Segunda, 2.
As malfeitorias climáticas prosseguem. Continuamos com chuva por vezes forte acompanhada de vento veloz e perigoso. Dizem-nos que os rios vão galgar as margens e invadir vilas e cidades. Todo este cenário catastrófico, rima com aquele outro que nos trouxe o Kristin. Os dois candidatos a Belém cheios de piedade e competência, advogam decisões para outros invernos e desgraças a advir.

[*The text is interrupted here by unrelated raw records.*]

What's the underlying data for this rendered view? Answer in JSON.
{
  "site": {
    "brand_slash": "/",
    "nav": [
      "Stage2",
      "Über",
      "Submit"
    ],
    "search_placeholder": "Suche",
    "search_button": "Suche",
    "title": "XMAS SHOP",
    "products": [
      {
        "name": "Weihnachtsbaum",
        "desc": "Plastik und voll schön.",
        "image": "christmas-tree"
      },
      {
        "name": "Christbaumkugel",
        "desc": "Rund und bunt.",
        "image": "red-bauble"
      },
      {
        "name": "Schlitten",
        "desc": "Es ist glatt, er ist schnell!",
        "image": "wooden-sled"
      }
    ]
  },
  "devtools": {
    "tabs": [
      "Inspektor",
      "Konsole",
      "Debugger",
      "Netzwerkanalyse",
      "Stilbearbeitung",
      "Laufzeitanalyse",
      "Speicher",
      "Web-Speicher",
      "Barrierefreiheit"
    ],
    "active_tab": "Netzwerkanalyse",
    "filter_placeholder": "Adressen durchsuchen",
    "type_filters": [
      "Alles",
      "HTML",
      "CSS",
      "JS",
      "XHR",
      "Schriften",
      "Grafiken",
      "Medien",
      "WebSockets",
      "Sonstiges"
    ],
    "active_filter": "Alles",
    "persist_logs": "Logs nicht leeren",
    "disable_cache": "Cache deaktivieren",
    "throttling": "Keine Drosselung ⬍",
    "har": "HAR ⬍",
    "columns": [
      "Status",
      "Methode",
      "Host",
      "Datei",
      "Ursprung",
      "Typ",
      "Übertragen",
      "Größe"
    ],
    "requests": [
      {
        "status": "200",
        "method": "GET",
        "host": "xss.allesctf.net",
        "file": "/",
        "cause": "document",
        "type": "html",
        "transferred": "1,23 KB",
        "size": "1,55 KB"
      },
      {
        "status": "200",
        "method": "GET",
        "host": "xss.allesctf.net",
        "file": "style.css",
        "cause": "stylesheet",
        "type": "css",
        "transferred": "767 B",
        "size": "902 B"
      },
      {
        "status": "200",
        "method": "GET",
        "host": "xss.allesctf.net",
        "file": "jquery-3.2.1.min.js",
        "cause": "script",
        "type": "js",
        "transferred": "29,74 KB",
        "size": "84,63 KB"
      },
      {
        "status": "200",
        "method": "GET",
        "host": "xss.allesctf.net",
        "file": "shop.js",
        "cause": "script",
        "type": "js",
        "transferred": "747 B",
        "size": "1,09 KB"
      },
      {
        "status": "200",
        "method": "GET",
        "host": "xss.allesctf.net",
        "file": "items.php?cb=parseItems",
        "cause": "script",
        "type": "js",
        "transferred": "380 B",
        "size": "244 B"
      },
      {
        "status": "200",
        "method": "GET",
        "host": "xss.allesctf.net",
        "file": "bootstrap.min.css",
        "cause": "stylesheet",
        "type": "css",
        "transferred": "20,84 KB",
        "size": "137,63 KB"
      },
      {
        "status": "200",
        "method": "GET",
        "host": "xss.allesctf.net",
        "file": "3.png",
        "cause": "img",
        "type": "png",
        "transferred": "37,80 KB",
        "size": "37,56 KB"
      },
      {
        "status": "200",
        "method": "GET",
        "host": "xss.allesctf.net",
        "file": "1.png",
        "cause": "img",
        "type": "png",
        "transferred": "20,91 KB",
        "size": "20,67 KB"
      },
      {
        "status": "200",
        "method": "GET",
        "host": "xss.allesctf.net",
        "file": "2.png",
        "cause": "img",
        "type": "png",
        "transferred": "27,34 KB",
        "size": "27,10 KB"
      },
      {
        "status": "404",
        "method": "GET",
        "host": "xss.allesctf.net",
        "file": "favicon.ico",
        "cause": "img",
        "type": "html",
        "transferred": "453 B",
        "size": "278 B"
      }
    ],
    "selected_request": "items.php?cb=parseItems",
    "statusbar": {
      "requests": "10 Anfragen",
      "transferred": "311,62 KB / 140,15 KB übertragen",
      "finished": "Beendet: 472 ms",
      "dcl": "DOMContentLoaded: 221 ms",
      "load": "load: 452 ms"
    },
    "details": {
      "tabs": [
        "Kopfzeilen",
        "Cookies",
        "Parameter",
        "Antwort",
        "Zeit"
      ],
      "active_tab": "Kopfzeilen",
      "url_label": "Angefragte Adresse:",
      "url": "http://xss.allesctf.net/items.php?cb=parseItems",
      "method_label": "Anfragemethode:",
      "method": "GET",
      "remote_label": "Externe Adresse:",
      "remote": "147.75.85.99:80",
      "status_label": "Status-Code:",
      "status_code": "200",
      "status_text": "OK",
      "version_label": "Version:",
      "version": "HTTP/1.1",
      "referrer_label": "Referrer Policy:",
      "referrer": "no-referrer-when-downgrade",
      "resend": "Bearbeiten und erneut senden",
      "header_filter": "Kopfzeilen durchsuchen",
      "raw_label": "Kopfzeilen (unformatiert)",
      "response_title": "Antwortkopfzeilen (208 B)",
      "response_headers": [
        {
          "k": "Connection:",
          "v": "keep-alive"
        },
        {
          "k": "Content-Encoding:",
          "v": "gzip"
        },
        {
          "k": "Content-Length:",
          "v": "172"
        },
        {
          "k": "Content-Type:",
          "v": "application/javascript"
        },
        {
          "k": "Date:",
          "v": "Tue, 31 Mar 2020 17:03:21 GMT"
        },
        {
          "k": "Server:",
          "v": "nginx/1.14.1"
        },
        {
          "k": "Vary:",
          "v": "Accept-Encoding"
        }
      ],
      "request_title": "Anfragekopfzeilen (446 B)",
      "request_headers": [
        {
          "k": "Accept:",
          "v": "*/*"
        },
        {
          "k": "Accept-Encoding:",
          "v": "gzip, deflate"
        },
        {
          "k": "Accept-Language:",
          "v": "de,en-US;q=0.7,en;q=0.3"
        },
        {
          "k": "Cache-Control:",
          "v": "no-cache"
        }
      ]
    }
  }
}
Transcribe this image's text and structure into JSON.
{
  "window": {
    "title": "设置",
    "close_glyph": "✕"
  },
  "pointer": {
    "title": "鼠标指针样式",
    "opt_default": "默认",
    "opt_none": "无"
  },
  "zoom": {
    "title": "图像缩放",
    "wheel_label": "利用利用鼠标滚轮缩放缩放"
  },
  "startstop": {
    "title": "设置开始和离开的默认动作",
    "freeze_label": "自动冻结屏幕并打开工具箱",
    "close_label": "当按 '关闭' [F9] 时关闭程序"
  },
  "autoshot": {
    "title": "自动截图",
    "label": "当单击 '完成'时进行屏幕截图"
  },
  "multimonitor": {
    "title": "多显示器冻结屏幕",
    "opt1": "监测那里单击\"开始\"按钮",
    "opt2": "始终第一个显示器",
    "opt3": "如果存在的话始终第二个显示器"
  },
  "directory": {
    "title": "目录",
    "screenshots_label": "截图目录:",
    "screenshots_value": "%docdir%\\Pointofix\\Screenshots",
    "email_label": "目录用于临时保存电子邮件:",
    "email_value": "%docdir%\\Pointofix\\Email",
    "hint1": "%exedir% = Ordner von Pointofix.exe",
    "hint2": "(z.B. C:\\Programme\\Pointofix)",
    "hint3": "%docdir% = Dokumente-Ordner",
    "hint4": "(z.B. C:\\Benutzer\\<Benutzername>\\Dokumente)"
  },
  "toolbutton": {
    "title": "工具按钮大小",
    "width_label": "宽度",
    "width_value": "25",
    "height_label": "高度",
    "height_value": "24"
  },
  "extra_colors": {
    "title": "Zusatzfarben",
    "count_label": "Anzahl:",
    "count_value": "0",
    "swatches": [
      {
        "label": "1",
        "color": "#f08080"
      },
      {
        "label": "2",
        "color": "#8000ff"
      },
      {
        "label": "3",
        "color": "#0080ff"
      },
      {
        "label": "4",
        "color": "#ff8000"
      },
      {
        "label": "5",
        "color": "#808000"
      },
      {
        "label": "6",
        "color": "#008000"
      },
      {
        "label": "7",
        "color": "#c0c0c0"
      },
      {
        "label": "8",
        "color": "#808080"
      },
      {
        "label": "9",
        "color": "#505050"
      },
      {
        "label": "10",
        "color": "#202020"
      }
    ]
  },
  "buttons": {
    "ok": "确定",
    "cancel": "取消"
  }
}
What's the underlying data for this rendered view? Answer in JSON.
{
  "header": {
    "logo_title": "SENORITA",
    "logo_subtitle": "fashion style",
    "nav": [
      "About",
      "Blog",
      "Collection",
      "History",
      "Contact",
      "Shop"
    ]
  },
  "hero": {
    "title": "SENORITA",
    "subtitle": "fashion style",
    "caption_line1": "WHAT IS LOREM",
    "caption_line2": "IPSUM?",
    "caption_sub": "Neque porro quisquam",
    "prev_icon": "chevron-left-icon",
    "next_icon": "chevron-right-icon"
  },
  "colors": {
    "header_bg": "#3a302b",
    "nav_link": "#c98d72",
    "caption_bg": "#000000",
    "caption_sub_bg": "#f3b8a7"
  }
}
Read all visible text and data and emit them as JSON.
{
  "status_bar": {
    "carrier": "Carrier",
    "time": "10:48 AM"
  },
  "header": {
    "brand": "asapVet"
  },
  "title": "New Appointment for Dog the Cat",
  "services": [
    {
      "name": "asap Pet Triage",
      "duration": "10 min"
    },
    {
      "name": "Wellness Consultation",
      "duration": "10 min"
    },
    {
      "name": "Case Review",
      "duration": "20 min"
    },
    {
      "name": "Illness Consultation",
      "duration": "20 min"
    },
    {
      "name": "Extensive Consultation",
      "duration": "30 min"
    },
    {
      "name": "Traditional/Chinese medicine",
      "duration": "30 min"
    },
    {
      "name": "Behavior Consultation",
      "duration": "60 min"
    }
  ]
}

- O mundo está suspenso do que vai acontecer no Irão onde, diz a imprensa, os senhores todos poderosos, mataram para cima de 30 mil pessoas, a maioria jovens posto que o país é constituído de gente a rondar os trinta anos. Entretanto, Putin não desarma e antes de Trump terminar o mandato, terá por inteiro o território devolvido à Rússia. O ditador é feroz e não olha a meios para atingir os fins. As temperaturas deste Inverno rigoroso não param de subir, tendo atingido quase trinta graus negativos. Os ucranianos, sem energia destruída pelo verdugo, vivem momentos difíceis em tendas onde se aquecem e recarregam energias e telemóveis. Também em Gaza, os méritos de Trump para o Prémio Nobel estão claros nas mortes que não param e foram de mais de trinta almas às mãos dos invasores israelitas. O criminoso e corrupto Netanyahu, mantém-se no poder. Num mundo em transformação acelerada, a nossa estimada União Europeia está ausente.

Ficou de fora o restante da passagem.